LLM Showdown in a Three‑Kingdoms Strategy Game: Tactics, Winners, and Surprising Insights
This article details a custom Three‑Kingdoms‑style strategy game used to benchmark nine flagship large language models, explains the game mechanics, evaluates each model's strategic decisions and diplomatic behavior, and reveals how Gemini 3.1 Pro clinched the championship with a clever "坚壁清野" tactic while also sharing the underlying engine architecture and development lessons.
The author built a simplified, turn‑based Three‑Kingdoms strategy game to let large language models (LLMs) act as faction leaders, aiming to compare their planning, reasoning, and execution abilities in a competitive setting.
Game Mechanics
Each faction starts with five cities; action points per turn equal the number of owned cities. Resources (money, food, population) are shared, and morale (民心) multiplies production. Players issue commands via a messenger system, allowing limited diplomatic messages that can influence opponents. The game ends after 24 turns or when a city‑count tie‑break occurs.
LLM Participants and Grouping
Nine flagship LLMs were divided into three groups:
Group A (Domestic LLMs) : MiniMax‑M2.7, Kimi‑K2.5, MiMo‑V2‑Pro
Group B (International LLMs) : Claude‑Opus‑4.6, GLM‑5, GPT‑5.4
Group C (Hybrid) : Gemini‑3.1‑Pro, Qwen‑3.5‑397B, Google‑Gemini‑3.1‑Pro
Performance Evaluation
Kimi‑K2.5 (A) earned an A rating for steady economic growth, timely attacks on Xiangyang, and strong diplomatic pressure, though it was slow to mobilize troops.
MiMo‑V2‑Pro (A) received a B+ for an aggressive early expansion and effective “prisoner diplomacy,” but its late‑game resource collapse hurt its standing.
MiniMax‑M2.7 (A) scored a C; its strategic direction was sound but execution faltered, leading to a rapid collapse.
Claude‑Opus‑4.6 (B) achieved an A for deep strategic analysis and a near‑perfect alliance with Kimi, yet repeated grain shortages undermined its logistics.
GLM‑5 (B) earned a C, suffering from passive defense and a disastrous decision to attack Luoyang early.

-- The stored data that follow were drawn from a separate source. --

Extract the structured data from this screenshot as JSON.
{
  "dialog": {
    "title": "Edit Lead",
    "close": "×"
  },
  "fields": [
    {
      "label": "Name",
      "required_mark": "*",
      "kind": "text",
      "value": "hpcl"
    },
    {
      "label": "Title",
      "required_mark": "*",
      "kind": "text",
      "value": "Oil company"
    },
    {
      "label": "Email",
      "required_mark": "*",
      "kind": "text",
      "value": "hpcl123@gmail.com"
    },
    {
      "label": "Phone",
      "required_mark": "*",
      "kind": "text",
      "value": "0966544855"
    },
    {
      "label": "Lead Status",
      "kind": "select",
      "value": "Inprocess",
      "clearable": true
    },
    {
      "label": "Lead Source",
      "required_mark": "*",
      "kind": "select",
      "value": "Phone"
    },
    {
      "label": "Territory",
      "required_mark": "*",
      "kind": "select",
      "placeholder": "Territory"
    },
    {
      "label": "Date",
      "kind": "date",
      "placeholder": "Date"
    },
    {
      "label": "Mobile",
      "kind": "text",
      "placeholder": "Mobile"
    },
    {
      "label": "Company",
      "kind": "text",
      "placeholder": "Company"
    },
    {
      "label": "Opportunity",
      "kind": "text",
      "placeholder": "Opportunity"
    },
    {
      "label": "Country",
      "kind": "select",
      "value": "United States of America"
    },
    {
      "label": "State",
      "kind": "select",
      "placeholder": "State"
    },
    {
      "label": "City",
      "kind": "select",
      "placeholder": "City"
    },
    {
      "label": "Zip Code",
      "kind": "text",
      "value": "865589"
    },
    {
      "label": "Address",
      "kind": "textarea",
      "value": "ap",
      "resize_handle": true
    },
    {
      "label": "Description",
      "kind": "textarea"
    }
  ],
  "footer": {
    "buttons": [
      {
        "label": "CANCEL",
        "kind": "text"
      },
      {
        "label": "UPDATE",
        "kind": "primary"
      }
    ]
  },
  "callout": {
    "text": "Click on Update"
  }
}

GPT‑5.4 (B) received a C; it showed good analysis but constantly changed its main attack direction, resulting in indecisive play.
Gemini‑3.1‑Pro (C) dominated with an S‑level rating, employing a “坚壁清野” (fortify‑and‑abandon) tactic: when a city was about to fall, it withdrew troops and resources, leaving an empty city that the enemy could not capture effectively. This allowed Gemini to preserve all generals, execute precise counter‑attacks, and ultimately win the final after a dramatic comeback.
Qwen‑3.5‑397B (C) performed poorly (D) due to early betrayal of an alliance, repeated failed assaults, and massive talent loss.
Final Tournament Highlights
The decisive match featured a stable alliance between Claude and Kimi, which kept Gemini under pressure. Gemini’s “坚壁清野” tactic, combined with flawless talent management and timely counter‑attacks, turned a 3‑city disadvantage into a 5‑city victory, earning the MVP title.
Engine Architecture
The game engine follows a three‑layer design: Player (abstracts human or LLM input), Engine (core game state, battle scheduler, army movement, random seed), and Renderer (GUI or replay). The engine is decoupled from both the player and rendering libraries, enabling headless CLI operation and easy testing.
execute_commands → process_armies → process_battles → process_end_of_turn → check_victoryKey modules include battle_resolver.py (combat sequencing), battle_scheduler.py (encounter pairing), army_movement.py (logistics), and battle_context.py (shared dataclass).
Development Insights
Tools such as Claude‑Code, VS‑Code‑Buddy, Cursor, and Superpowers were used for rapid iteration. Over 600 automated test cases ensured stability, and balance testing involved running the same LLM in all three factions to observe win rates.
Two notable challenges emerged: (1) historical bias caused the models to default to classic Three‑Kingdoms alliances, which required explicit prompts to avoid; (2) moral constraints made some models avoid combat, necessitating clear system prompts that the game is a simulation.
Conclusion
The competition demonstrated that LLMs can exhibit sophisticated strategic reasoning, diplomatic manipulation, and adaptive tactics when placed in a rule‑based game environment. Gemini’s victory highlighted the importance of flexible defense and resource preservation, while Claude’s deep analysis showed the potential of LLMs for high‑level planning despite logistical shortcomings.